What is the Piers Gaveston society?
Described in
a recent Tatler piece as "the coolest club in town," this 28-year-old drinking society is made up of 12 former public schoolboys at Oxford University. Its main interaction with the wider student body is its exclusive yearly ball, an invite to which allows revellers in fancy dress or fetish attire to climb aboard a coach to a secret location outside the city and engage in decadent debauchery, said to often include indulgence in illegal substances. Named in honour of a supposed favourite male lover of King Edward II (1284-1327), the club is defined by a camp aesthetic—its motto is
Fane non memini ne audisse unum alterum ita dilixisse, or "Truly, none remember hearing of a man enjoying another so much."

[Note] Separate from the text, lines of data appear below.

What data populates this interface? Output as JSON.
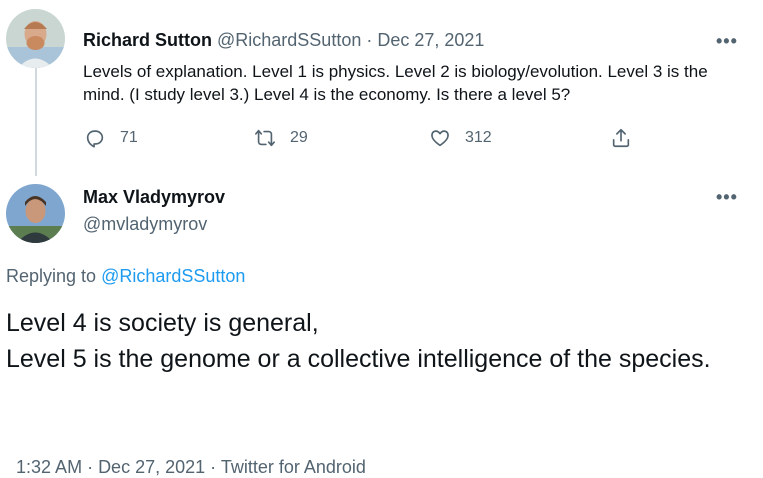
{
  "parent_tweet": {
    "author_name": "Richard Sutton",
    "author_handle": "@RichardSSutton",
    "separator": "·",
    "date": "Dec 27, 2021",
    "more_label": "•••",
    "text": "Levels of explanation. Level 1 is physics. Level 2 is biology/evolution. Level 3 is the mind. (I study level 3.) Level 4 is the economy. Is there a level 5?",
    "actions": {
      "reply_count": "71",
      "retweet_count": "29",
      "like_count": "312"
    }
  },
  "reply_tweet": {
    "author_name": "Max Vladymyrov",
    "author_handle": "@mvladymyrov",
    "more_label": "•••",
    "replying_to_prefix": "Replying to ",
    "replying_to_handle": "@RichardSSutton",
    "text_line1": "Level 4 is society is general,",
    "text_line2": "Level 5 is the genome or a collective intelligence of the species.",
    "meta": {
      "time": "1:32 AM",
      "separator1": " · ",
      "date": "Dec 27, 2021",
      "separator2": " · ",
      "client": "Twitter for Android"
    }
  },
  "colors": {
    "link": "#1d9bf0",
    "muted": "#536471",
    "text": "#0f1419",
    "thread_line": "#cfd9de"
  },
  "icons": [
    "reply-icon",
    "retweet-icon",
    "like-icon",
    "share-icon",
    "more-icon"
  ]
}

Why are we talking about it now?
One of the explosive allegations made in an unauthorised biography of David Cameron by Tory peer Lord Ashcroft and published today by the
Daily Mail involves Cameron supposedly taking part in a grotesque initiation ceremony for the society in the 1980s.
Downing Street has dismissed the claims as "nonsense," Politicshome reports. Cameron has already endured years of mockery for his involvement in another raucous Oxford drinking society, the Bullingdon Club.
Who else was a member?
Notable former members of the group include the writer and son of the Duchess of Cornwall Tom Parker Bowles and
Private Eye editor Ian Hislop, who has made a career from publishing tales of excess and scandal among the powerful. There is no suggestion that either man or any other former member participated in any of the acts of which Cameron is accused.